Der Autor Peter Selg, seines Zeichens Facharzt für Kinder- und Jugendpsychiatrie und -Psychotherapie, lehrt als Professor Anthropologie und Ethik an der Universität Witten sowie an der Alanus Hochschule für Kunst und Gesellschaft in Alfter. Des Weiteren leitet er das Ita Wegmann Institut für anthroposophische Grundlagenforschung und ist Leitungs-Mitglied des Goetheanums in Dornach (Schweiz), das als Zentrum der Anthroposophischen Gesellschaft sowie als Sitz der Freien Hochschule für Geisteswissenschaften dient.
Als jahrzehntelang in der Anthroposophie Beheimateter verfügt Selg über umfangreiche Kenntnisse sowohl der Biografie und des Werks Rudolf Steiners als auch der Anthroposophie generell. In Hunderten von Publikationen und Vorträgen hat Selg in den letzten Jahrzehnten diese Kenntnisse unter Beweis gestellt, wobei ihm - zu Recht oder zu Unrecht sei hier nicht entschieden - aufgrund seiner großen Nähe und Identifikation mit der Person Rudolf Steiners und der Anthroposophie der Vorwurf, eine gewisse Neigung zur Hagiographie aufzuweisen, nicht erspart geblieben ist.

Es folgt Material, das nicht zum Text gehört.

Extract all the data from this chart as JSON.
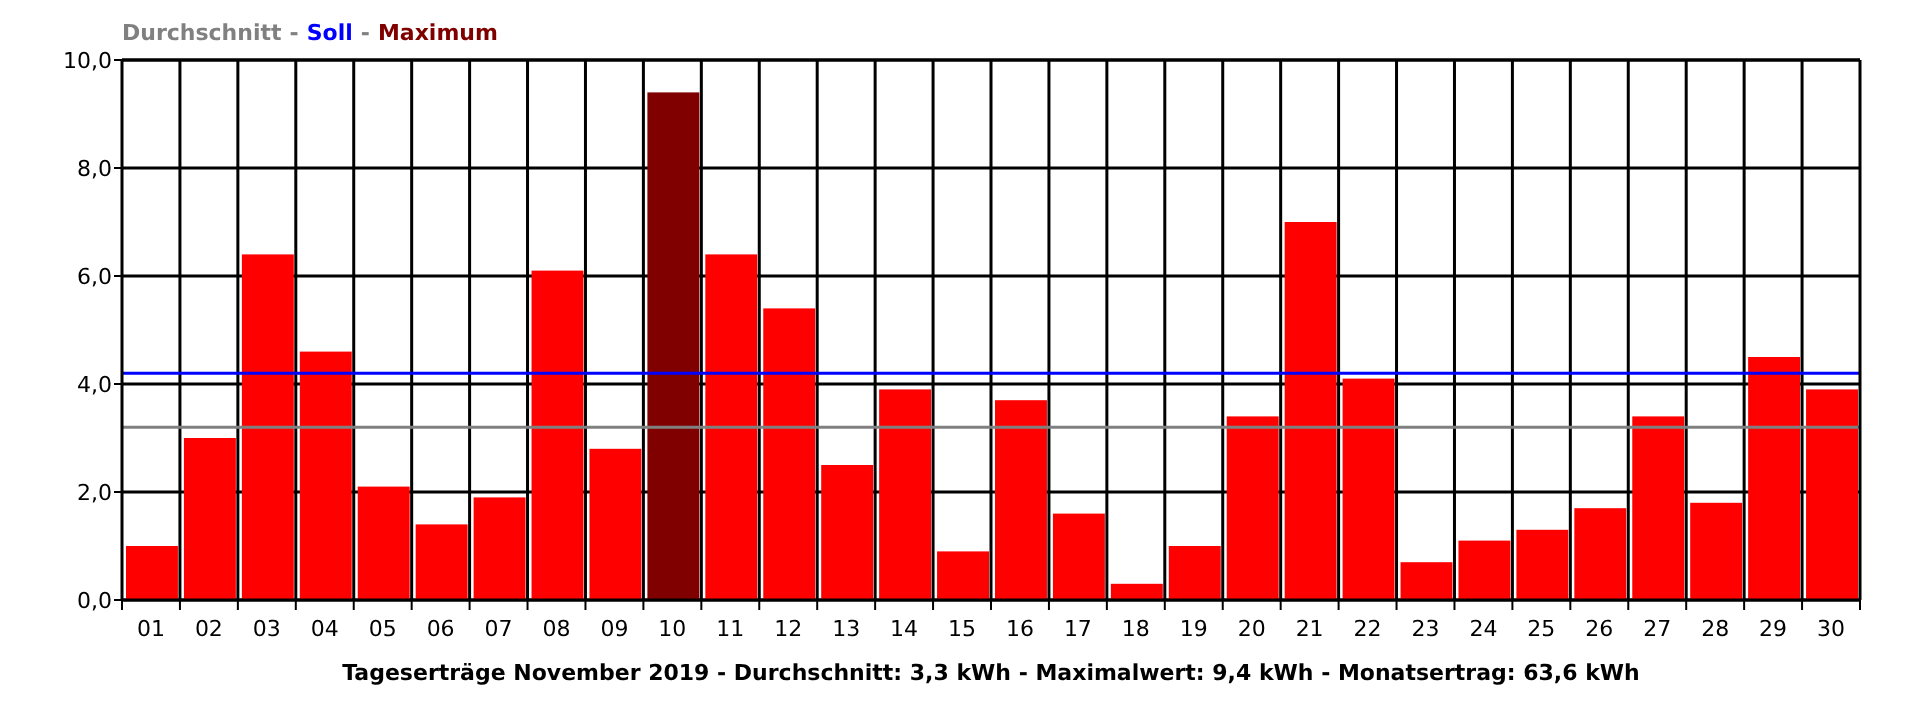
{
  "chart_data": {
    "type": "bar",
    "xlabel": "Tageserträge November 2019 - Durchschnitt: 3,3 kWh - Maximalwert: 9,4 kWh - Monatsertrag: 63,6 kWh",
    "categories": [
      "01",
      "02",
      "03",
      "04",
      "05",
      "06",
      "07",
      "08",
      "09",
      "10",
      "11",
      "12",
      "13",
      "14",
      "15",
      "16",
      "17",
      "18",
      "19",
      "20",
      "21",
      "22",
      "23",
      "24",
      "25",
      "26",
      "27",
      "28",
      "29",
      "30"
    ],
    "values": [
      1.0,
      3.0,
      6.4,
      4.6,
      2.1,
      1.4,
      1.9,
      6.1,
      2.8,
      9.4,
      6.4,
      5.4,
      2.5,
      3.9,
      0.9,
      3.7,
      1.6,
      0.3,
      1.0,
      3.4,
      7.0,
      4.1,
      0.7,
      1.1,
      1.3,
      1.7,
      3.4,
      1.8,
      4.5,
      3.9
    ],
    "colors": [
      "#ff0000",
      "#ff0000",
      "#ff0000",
      "#ff0000",
      "#ff0000",
      "#ff0000",
      "#ff0000",
      "#ff0000",
      "#ff0000",
      "#800000",
      "#ff0000",
      "#ff0000",
      "#ff0000",
      "#ff0000",
      "#ff0000",
      "#ff0000",
      "#ff0000",
      "#ff0000",
      "#ff0000",
      "#ff0000",
      "#ff0000",
      "#ff0000",
      "#ff0000",
      "#ff0000",
      "#ff0000",
      "#ff0000",
      "#ff0000",
      "#ff0000",
      "#ff0000",
      "#ff0000"
    ],
    "ylim": [
      0,
      10
    ],
    "yticks": [
      {
        "value": 0,
        "label": "0,0"
      },
      {
        "value": 2,
        "label": "2,0"
      },
      {
        "value": 4,
        "label": "4,0"
      },
      {
        "value": 6,
        "label": "6,0"
      },
      {
        "value": 8,
        "label": "8,0"
      },
      {
        "value": 10,
        "label": "10,0"
      }
    ],
    "grid": true,
    "legend": "top left",
    "ref_lines": [
      {
        "axis": "y",
        "value": 3.2,
        "label": "Durchschnitt",
        "color": "#808080"
      },
      {
        "axis": "y",
        "value": 4.2,
        "label": "Soll",
        "color": "#0000ff"
      }
    ],
    "annotations": [
      "-",
      "-",
      "Maximum"
    ]
  }
}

Die Lektüre des hier angezeigten Buches lohnt vor allem für jene Leser, die sich über das gesamtkunstwerkliche Schaffen Rudolf Steiners - von seinen architektonischen Vorstellungen bis hin zur anthroposophischen Geisteswissenschaft - informieren wollen, ohne dass dabei dessen weltanschauliche und esoterische Prämissen problematisiert werden. Ausgehend vom Studium dieses Buches darf man sich als Leser fragen, wie sich die erstaunlichen Wirkungen Rudolf Steiners und seiner Anthroposophie erklären, die bis auf den heutigen Tag in Kulturbereichen wie Medizin, Pharmazie, Pädagogik (Waldorf), Landwirtschaft und Architektur zu konstatieren sind und von Hunderten oder Tausenden Ärzten und Pädagogen und weiteren Berufsgruppen ermöglicht werden. Welche (religiösen / spirituellen) Hoffnungen und Sehnsüchte und wie viel soziokultureller Idealismus sind in alle diese Phänomene investiert, und wie viel individueller oder auch gesamtgesellschaftlicher Nutzen (Schaden) entsteht dennoch oder gerade auch deswegen aus alledem?